È questa simultaneità esperienziale che rende lo yoga sciamanico in parte diverso dall’hatha yoga?
«La differenza riguarda principalmente l’esperienza visionaria: nell’hatha yoga non è necessaria, e in esso non avviene la contemporaneità di vivere un’esperienza visionaria, corporea ed energetica a differenza dello yoga sciamanico».
Quando le persone sperimentano le tecniche dello yoga sciamanico, cosa noti in loro? Quali processi attiva?
«Osservo che le persone imparano a trasvalutare. Come si direbbe nel linguaggio tantrico conoscono la divinità che è in loro. La trasvalutazione conduce al risveglio di una grande forza interiore, perché ci si accorge che, al di là dei valori condizionanti del mondo, che spingono a fuggire dal sé, la nostra natura è pura energia: sat, chit, ananda, esistenza, coscienza, gioia. Allora ci si rende conto che per tutta la vita ci si è allontanati dall’energia interiore, a causa di condizionamenti derivanti dai valori dominanti. Lasciando cadere questi valori s’impara a trasvalutare e ad andare verso la propria forza, senza farsi più spaventare dalle regole del mondo. Le persone imparano a superare le paure e a familiarizzare con le proprie energie, prima latenti; inoltre, imparano pratiche psico-corporeee ed energetiche straordinarie».
È lo sciamanismo che accomuna il tuo approccio allo yoga e la filosofia dei viaggi che proponi?
«Sì, il filo conduttore è lo sciamanismo.

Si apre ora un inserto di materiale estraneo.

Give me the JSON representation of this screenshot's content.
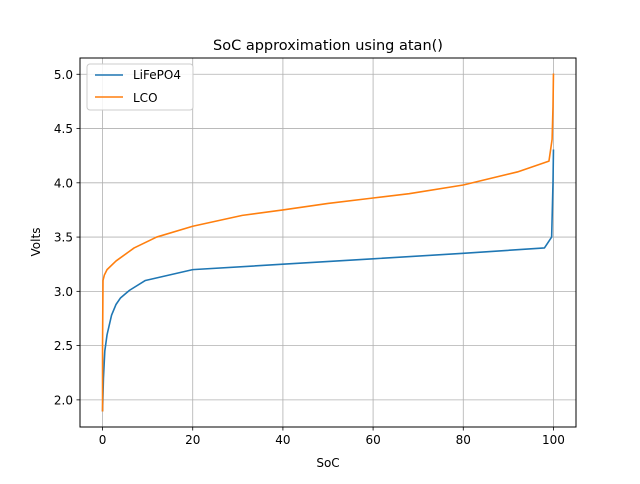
{
  "chart_data": {
    "type": "line",
    "title": "SoC approximation using atan()",
    "xlabel": "SoC",
    "ylabel": "Volts",
    "xlim": [
      -5,
      105
    ],
    "ylim": [
      1.75,
      5.15
    ],
    "xticks": [
      0,
      20,
      40,
      60,
      80,
      100
    ],
    "yticks": [
      2.0,
      2.5,
      3.0,
      3.5,
      4.0,
      4.5,
      5.0
    ],
    "xtick_labels": [
      "0",
      "20",
      "40",
      "60",
      "80",
      "100"
    ],
    "ytick_labels": [
      "2.0",
      "2.5",
      "3.0",
      "3.5",
      "4.0",
      "4.5",
      "5.0"
    ],
    "grid": true,
    "legend": "top-left",
    "series": [
      {
        "name": "LiFePO4",
        "color": "#1f77b4",
        "x": [
          0,
          0.2,
          0.5,
          1.0,
          2.0,
          3.0,
          4.0,
          6.0,
          9.5,
          20.0,
          40.0,
          60.0,
          80.0,
          98.0,
          99.6,
          99.9,
          100.0
        ],
        "y": [
          1.9,
          2.2,
          2.45,
          2.6,
          2.78,
          2.88,
          2.94,
          3.01,
          3.1,
          3.2,
          3.25,
          3.3,
          3.35,
          3.4,
          3.5,
          4.0,
          4.3
        ]
      },
      {
        "name": "LCO",
        "color": "#ff7f0e",
        "x": [
          0,
          0,
          0.1,
          0.4,
          1.0,
          3.0,
          7.0,
          12.0,
          20.0,
          31.0,
          40.0,
          50.0,
          60.0,
          68.0,
          80.0,
          84.0,
          92.0,
          99.0,
          99.7,
          99.9,
          100.0
        ],
        "y": [
          1.9,
          2.5,
          3.1,
          3.15,
          3.2,
          3.28,
          3.4,
          3.5,
          3.6,
          3.7,
          3.75,
          3.81,
          3.86,
          3.9,
          3.98,
          4.02,
          4.1,
          4.2,
          4.4,
          4.7,
          5.0
        ]
      }
    ]
  }
}
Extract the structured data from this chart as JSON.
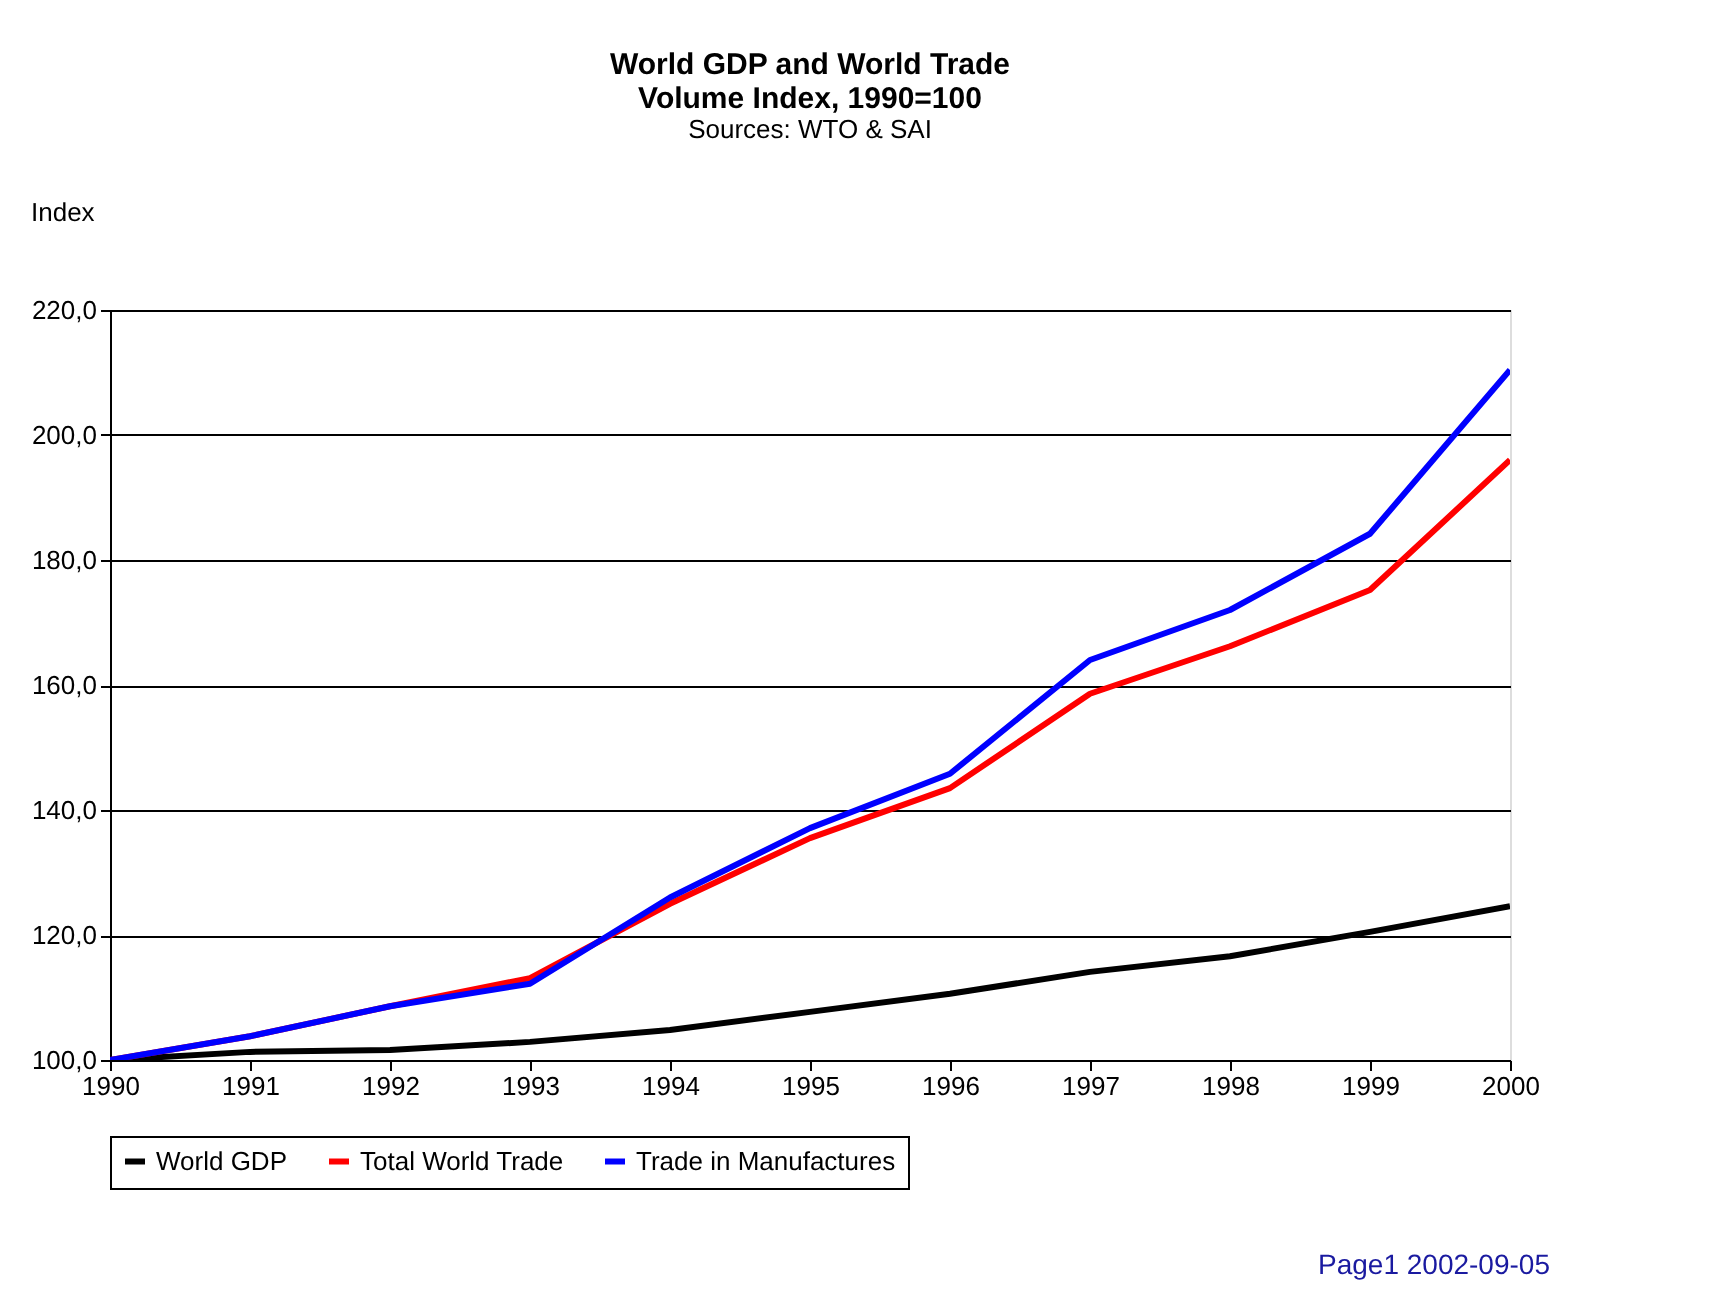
{
  "chart_data": {
    "type": "line",
    "title": "World GDP and World Trade",
    "subtitle": "Volume Index, 1990=100",
    "ylabel": "Index",
    "annotations": [
      "Sources: WTO & SAI",
      "Page1    2002-09-05"
    ],
    "x": [
      1990,
      1991,
      1992,
      1993,
      1994,
      1995,
      1996,
      1997,
      1998,
      1999,
      2000
    ],
    "series": [
      {
        "name": "World GDP",
        "color": "#000000",
        "values": [
          100,
          101.3,
          101.6,
          102.9,
          104.8,
          107.7,
          110.6,
          114.1,
          116.6,
          120.5,
          124.6
        ]
      },
      {
        "name": "Total World Trade",
        "color": "#ff0000",
        "values": [
          100,
          103.8,
          108.6,
          113.1,
          125,
          135.5,
          143.5,
          158.6,
          166.2,
          175.2,
          196
        ]
      },
      {
        "name": "Trade in Manufactures",
        "color": "#0000ff",
        "values": [
          100,
          103.8,
          108.6,
          112.2,
          126,
          137.1,
          145.8,
          164,
          172,
          184.2,
          210.4
        ]
      }
    ],
    "xlim": [
      1990,
      2000
    ],
    "xticks": [
      1990,
      1991,
      1992,
      1993,
      1994,
      1995,
      1996,
      1997,
      1998,
      1999,
      2000
    ],
    "ylim": [
      100,
      220
    ],
    "yticks": [
      {
        "value": 100,
        "label": "100,0"
      },
      {
        "value": 120,
        "label": "120,0"
      },
      {
        "value": 140,
        "label": "140,0"
      },
      {
        "value": 160,
        "label": "160,0"
      },
      {
        "value": 180,
        "label": "180,0"
      },
      {
        "value": 200,
        "label": "200,0"
      },
      {
        "value": 220,
        "label": "220,0"
      }
    ],
    "grid": "y",
    "legend": "bottom",
    "marker": "none",
    "line_style": "solid"
  }
}
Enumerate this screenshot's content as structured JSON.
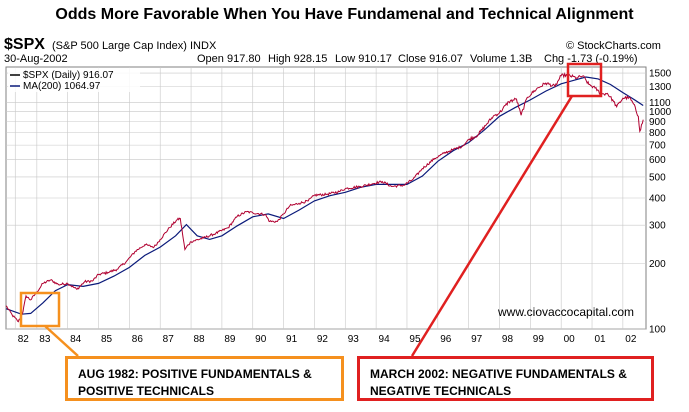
{
  "title": "Odds More Favorable When You Have Fundamenal and Technical Alignment",
  "header": {
    "symbol": "$SPX",
    "name": "(S&P 500 Large Cap Index) INDX",
    "date": "30-Aug-2002",
    "open": "Open 917.80",
    "high": "High 928.15",
    "low": "Low 910.17",
    "close": "Close 916.07",
    "volume": "Volume 1.3B",
    "chg": "Chg -1.73 (-0.19%)",
    "source": "© StockCharts.com"
  },
  "watermark": "www.ciovaccocapital.com",
  "annotations": {
    "left": {
      "line1": "AUG 1982:  POSITIVE FUNDAMENTALS &",
      "line2": "POSITIVE TECHNICALS"
    },
    "right": {
      "line1": "MARCH 2002:  NEGATIVE FUNDAMENTALS &",
      "line2": "NEGATIVE TECHNICALS"
    }
  },
  "colors": {
    "price": "#b00030",
    "ma": "#0a1a7a",
    "orange": "#f5901e",
    "red": "#e02020",
    "grid": "#c8c8c8"
  },
  "chart_data": {
    "type": "line",
    "scale": "log",
    "ylim": [
      100,
      1600
    ],
    "xlim": [
      1982.0,
      2002.75
    ],
    "y_ticks": [
      100,
      200,
      300,
      400,
      500,
      600,
      700,
      800,
      900,
      1000,
      1100,
      1300,
      1500
    ],
    "x_ticks": [
      {
        "label": "82",
        "x": 1982.3
      },
      {
        "label": "83",
        "x": 1983.0
      },
      {
        "label": "84",
        "x": 1984.0
      },
      {
        "label": "85",
        "x": 1985.0
      },
      {
        "label": "86",
        "x": 1986.0
      },
      {
        "label": "87",
        "x": 1987.0
      },
      {
        "label": "88",
        "x": 1988.0
      },
      {
        "label": "89",
        "x": 1989.0
      },
      {
        "label": "90",
        "x": 1990.0
      },
      {
        "label": "91",
        "x": 1991.0
      },
      {
        "label": "92",
        "x": 1992.0
      },
      {
        "label": "93",
        "x": 1993.0
      },
      {
        "label": "94",
        "x": 1994.0
      },
      {
        "label": "95",
        "x": 1995.0
      },
      {
        "label": "96",
        "x": 1996.0
      },
      {
        "label": "97",
        "x": 1997.0
      },
      {
        "label": "98",
        "x": 1998.0
      },
      {
        "label": "99",
        "x": 1999.0
      },
      {
        "label": "00",
        "x": 2000.0
      },
      {
        "label": "01",
        "x": 2001.0
      },
      {
        "label": "02",
        "x": 2002.0
      }
    ],
    "legend": [
      "$SPX (Daily) 916.07",
      "MA(200) 1064.97"
    ],
    "series": [
      {
        "name": "$SPX (Daily) 916.07",
        "x": [
          1982.0,
          1982.2,
          1982.4,
          1982.55,
          1982.65,
          1982.8,
          1983.0,
          1983.2,
          1983.45,
          1983.7,
          1984.0,
          1984.3,
          1984.55,
          1984.8,
          1985.0,
          1985.3,
          1985.6,
          1985.9,
          1986.2,
          1986.5,
          1986.8,
          1987.0,
          1987.3,
          1987.55,
          1987.65,
          1987.8,
          1987.85,
          1988.0,
          1988.4,
          1988.8,
          1989.2,
          1989.5,
          1989.8,
          1990.0,
          1990.4,
          1990.55,
          1990.8,
          1991.0,
          1991.2,
          1991.5,
          1991.8,
          1992.0,
          1992.4,
          1992.8,
          1993.0,
          1993.5,
          1993.9,
          1994.2,
          1994.5,
          1994.9,
          1995.2,
          1995.5,
          1995.9,
          1996.2,
          1996.5,
          1996.8,
          1997.0,
          1997.3,
          1997.6,
          1997.8,
          1998.0,
          1998.3,
          1998.55,
          1998.7,
          1998.9,
          1999.2,
          1999.5,
          1999.8,
          2000.0,
          2000.2,
          2000.5,
          2000.7,
          2000.9,
          2001.1,
          2001.3,
          2001.5,
          2001.7,
          2001.8,
          2002.0,
          2002.2,
          2002.35,
          2002.5,
          2002.55,
          2002.66
        ],
        "values": [
          128,
          116,
          108,
          120,
          142,
          136,
          148,
          162,
          168,
          160,
          162,
          152,
          165,
          166,
          178,
          182,
          188,
          204,
          228,
          244,
          238,
          258,
          292,
          318,
          322,
          232,
          238,
          252,
          262,
          275,
          292,
          330,
          346,
          342,
          336,
          312,
          312,
          338,
          368,
          378,
          388,
          412,
          416,
          428,
          442,
          452,
          466,
          476,
          452,
          458,
          488,
          546,
          608,
          642,
          668,
          692,
          742,
          780,
          880,
          952,
          985,
          1108,
          1140,
          960,
          1160,
          1268,
          1350,
          1302,
          1460,
          1470,
          1425,
          1455,
          1330,
          1280,
          1200,
          1210,
          1110,
          1050,
          1150,
          1160,
          1080,
          950,
          810,
          916
        ]
      },
      {
        "name": "MA(200) 1064.97",
        "x": [
          1982.0,
          1982.5,
          1982.8,
          1983.2,
          1983.6,
          1984.0,
          1984.5,
          1985.0,
          1985.5,
          1986.0,
          1986.5,
          1987.0,
          1987.5,
          1987.85,
          1988.2,
          1988.6,
          1989.0,
          1989.5,
          1990.0,
          1990.5,
          1991.0,
          1991.5,
          1992.0,
          1992.5,
          1993.0,
          1993.5,
          1994.0,
          1994.5,
          1995.0,
          1995.5,
          1996.0,
          1996.5,
          1997.0,
          1997.5,
          1998.0,
          1998.5,
          1999.0,
          1999.5,
          2000.0,
          2000.5,
          2000.8,
          2001.2,
          2001.6,
          2002.0,
          2002.3,
          2002.66
        ],
        "values": [
          124,
          117,
          118,
          132,
          150,
          160,
          157,
          162,
          175,
          192,
          218,
          238,
          268,
          302,
          268,
          258,
          268,
          298,
          328,
          338,
          322,
          352,
          388,
          410,
          425,
          448,
          462,
          462,
          462,
          505,
          590,
          660,
          720,
          820,
          950,
          1040,
          1130,
          1240,
          1340,
          1400,
          1440,
          1410,
          1330,
          1220,
          1150,
          1065
        ]
      }
    ]
  }
}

I viaggi che organizzo conducono a una ricerca di tradizioni sciamaniche e animiste che hanno resistito ai processi di modernizzazione e globalizzazione. Per esempio, in Birmania troviamo gli sciamani del monte Popa, l’Olimpo birmano, dove secondo le antiche credenze vivono spiriti, dèi e dèmoni, venerati da tutta la popolazione. Anche in Mongolia si può venire a contatto con pratiche sciamaniche senza interferire in quel mondo dove la cultura occidentale, le mode e il mercato non sono ancora arrivati. Nello Sri Lanka è ancora molto forte l’eremitaggio buddhista, nella tradizione theravada che, come tutte le religioni, ha un aspetto sociale e uno intimo. La tradizione esoterica theravada è espressa da monaci eremiti che vivono nelle foreste, dormendo nelle grotte, in totale isolamento. Sono molto rispettati e conosciuti come morti in vita, perché prima di partire per la giungla restituiscono tutto ciò che hanno e perdono la loro identità».
Da più parti si sente dire che stiamo vivendo nell’epoca del Kali yuga che secondo i Veda è l’era della discordia, della complessità, del caos. Qual è il tuo punto di vista?
«L’idea di dividere la storia in epoche è antichissima. Ritengo che tutti i tempi storici – dell’oro, del bronzo, del ferro – siano presenti simultaneamente nella stessa epoca e nella stessa vita di un individuo. Credo nella ciclicità, ma nella ciclicità dell’attimo; quindi una persona può vivere in se stessa tutte quante queste epoche nell’arco di una vita. Dipende dalla persona scegliere in quale epoca fermarsi e in quale avere la forza di fermarsi se lo desidera. Trovo che nella nostra epoca ci siano aspetti aberranti, ma anche meravigliosi. Vedo una simultaneità, un’età del bronzo ma anche dell’oro. Dipende dal nostro approccio in quale epoca vogliamo vivere. Possiamo scegliere e agire di conseguenza, per un cambiamento».